The country will have legislative and presidential elections in April with more than 192 million people on the electoral roll. The Elections Supervisory Agency (Bawaslu) estimated that 42 percent of the voters aged 17 to 35 years old and familiar with internet, making social media a critical part of the election campaign that began in September.
In another post, Nurhadi is seen with his quote, saying, "If Karl Marx dreams of a classless society, then where will we get to study [?]," in an attempt to play with the word "classroom" and the German philosopher's ideas. (Facebook/@DildoforIndonesia)
Agus Sudibyo, the executive director of Indonesia New Media Watch, said the viral phenomenon was powered by a group of attention seekers who are trying to benefit from the presidential election campaign season.
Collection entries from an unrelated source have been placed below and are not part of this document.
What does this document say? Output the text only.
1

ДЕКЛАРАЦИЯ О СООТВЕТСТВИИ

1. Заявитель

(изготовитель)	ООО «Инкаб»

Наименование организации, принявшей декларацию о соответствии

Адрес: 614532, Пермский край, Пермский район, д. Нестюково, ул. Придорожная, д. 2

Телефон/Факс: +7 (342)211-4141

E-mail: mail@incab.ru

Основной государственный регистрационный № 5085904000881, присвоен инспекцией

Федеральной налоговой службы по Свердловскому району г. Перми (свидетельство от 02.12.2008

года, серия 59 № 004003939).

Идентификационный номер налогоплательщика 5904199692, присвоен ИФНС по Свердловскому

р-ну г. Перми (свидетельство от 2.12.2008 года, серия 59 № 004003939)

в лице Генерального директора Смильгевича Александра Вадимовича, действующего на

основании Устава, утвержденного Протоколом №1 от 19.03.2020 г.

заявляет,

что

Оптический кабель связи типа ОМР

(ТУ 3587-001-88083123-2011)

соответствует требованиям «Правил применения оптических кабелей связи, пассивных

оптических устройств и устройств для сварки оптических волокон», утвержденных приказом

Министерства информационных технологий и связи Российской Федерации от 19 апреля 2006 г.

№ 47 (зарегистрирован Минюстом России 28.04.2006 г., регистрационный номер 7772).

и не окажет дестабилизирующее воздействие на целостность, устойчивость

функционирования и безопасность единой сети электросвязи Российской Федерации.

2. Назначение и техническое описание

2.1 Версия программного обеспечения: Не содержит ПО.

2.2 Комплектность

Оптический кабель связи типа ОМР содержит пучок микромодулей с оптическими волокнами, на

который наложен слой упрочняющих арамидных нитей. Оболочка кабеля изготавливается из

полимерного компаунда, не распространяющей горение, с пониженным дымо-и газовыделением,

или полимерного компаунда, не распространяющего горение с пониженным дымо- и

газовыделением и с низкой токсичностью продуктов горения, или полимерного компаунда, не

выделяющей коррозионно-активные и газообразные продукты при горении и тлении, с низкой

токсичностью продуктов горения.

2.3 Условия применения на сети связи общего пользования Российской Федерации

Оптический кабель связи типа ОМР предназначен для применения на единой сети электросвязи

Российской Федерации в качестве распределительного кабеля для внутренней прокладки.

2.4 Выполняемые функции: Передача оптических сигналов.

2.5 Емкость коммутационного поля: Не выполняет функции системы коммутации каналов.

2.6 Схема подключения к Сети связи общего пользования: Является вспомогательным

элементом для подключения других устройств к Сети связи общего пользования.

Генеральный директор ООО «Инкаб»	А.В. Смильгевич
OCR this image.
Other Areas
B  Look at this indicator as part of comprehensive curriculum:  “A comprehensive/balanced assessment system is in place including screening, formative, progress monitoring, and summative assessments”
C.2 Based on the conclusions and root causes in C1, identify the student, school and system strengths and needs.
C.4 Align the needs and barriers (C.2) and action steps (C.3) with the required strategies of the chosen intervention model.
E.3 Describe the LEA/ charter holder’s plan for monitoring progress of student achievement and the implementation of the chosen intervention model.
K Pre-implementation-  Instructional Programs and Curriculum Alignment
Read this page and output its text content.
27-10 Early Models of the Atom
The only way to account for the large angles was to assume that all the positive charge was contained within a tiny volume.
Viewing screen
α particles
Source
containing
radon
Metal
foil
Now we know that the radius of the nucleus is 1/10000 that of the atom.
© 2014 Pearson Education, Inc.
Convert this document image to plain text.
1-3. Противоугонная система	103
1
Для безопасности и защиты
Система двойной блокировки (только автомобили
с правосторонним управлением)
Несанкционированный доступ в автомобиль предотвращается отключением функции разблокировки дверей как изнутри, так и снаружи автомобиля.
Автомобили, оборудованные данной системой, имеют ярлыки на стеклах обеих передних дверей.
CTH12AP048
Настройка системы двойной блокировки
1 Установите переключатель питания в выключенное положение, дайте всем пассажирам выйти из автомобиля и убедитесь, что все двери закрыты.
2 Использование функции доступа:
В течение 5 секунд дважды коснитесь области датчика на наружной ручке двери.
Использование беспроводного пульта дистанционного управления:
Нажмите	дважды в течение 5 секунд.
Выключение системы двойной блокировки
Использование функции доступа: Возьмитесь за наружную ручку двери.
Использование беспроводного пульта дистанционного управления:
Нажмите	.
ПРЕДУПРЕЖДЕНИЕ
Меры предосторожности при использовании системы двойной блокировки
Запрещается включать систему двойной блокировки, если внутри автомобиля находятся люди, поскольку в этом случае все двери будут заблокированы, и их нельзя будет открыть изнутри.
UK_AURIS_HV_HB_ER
“I doubt the motive and success of this whole movement in distracting people from joining the heated debates between presidential candidates. I can’t see it changing anything about the rivalry between the candidates’ [supporters],” he said.
Nurhadi, who said he was just closing his massage practice when contacted by the Post on Saturday afternoon, said he did not mind that his image was being used for the prank campaign. The father of four children also seemed to enjoy the attention since he went viral.
Many people visited his massage therapy clinic in Golantepus village to take pictures or make a video with him.
“I hope we can bring joy to everyone. Let’s stop fighting. Anything that we choose on election day is our personal choice and we have to respect [others’ choices],” he said.